Poem by Ramdhari Singh Dinkar

Hunkar is an epic poem by Rashtrakavi Ramdhari Singh 'Dinkar'. In this work, Dinkar referred to himself for the first time as the Yuga-Chāraṇa or 'Charan of the Era'. Himalaya is from the collection Hunkar (A Roar) which has been described by a critic as burning coals in the shade of playful rainbow. Here, the loftiness of the Himalayas reflects metaphorically the Mahatma, whom he invokes to rise to action, leaving the path of the mystical meditation of the ascetic.

Few stanzas in translation are:

My king of mountains! My magnificent one!

Radiant embodiment of great glory!

Flame of fierce, accumulated prowess!

Snowy diadem of my motherland!

Effulgent brow of my Bharat!

My king of mountains!

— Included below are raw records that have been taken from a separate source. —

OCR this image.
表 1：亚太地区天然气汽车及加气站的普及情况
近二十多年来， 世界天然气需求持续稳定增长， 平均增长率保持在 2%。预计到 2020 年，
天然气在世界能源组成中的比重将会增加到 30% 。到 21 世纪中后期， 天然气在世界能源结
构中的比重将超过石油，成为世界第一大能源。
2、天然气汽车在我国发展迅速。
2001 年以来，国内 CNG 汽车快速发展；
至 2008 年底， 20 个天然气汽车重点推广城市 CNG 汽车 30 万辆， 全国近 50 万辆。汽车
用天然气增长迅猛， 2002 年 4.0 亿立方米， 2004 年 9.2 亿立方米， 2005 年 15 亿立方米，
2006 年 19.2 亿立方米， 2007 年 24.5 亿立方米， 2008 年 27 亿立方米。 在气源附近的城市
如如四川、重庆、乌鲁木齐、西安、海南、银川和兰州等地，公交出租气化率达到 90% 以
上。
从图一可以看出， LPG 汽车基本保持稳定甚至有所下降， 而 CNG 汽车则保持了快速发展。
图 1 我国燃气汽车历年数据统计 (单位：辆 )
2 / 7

My magnificent one!

Unvanquished, unfettered, free through the ages,

Sacred, righteously proud and great through the ages,

What glory have you been radiating

Through the ages in the limitless sky?

How unbroken is your eternal meditation!

Sages of sages! How unending your concentration!

Pouring into infinite space, what intricate problems

Do you seek to solve?

What intractable web of perplexities?

My king of mountains! My magnificent one!

O sage engrossed in silent tapasya!

Open your eyes at least for a moment!

Our country is burning, in flames

Writhing restlessly at your feet!

The blessed Indus, the five rivers, Brahmaputra

Ganga and Yamuna - the nectar-swept streams

That flow to the blessed land

Are abundant with your melting compassion.

At the gates of that land,

You, the guardian of its borders,

Have challenged, 'You must cut off my head

Before you can trample over this land.

O pious sage, a great misfortune has fallen today

On that same land of piety!

Afflicted, the children are writhing

Bitten by countless snakes from four directions.

My king of mountains! My magnificent one!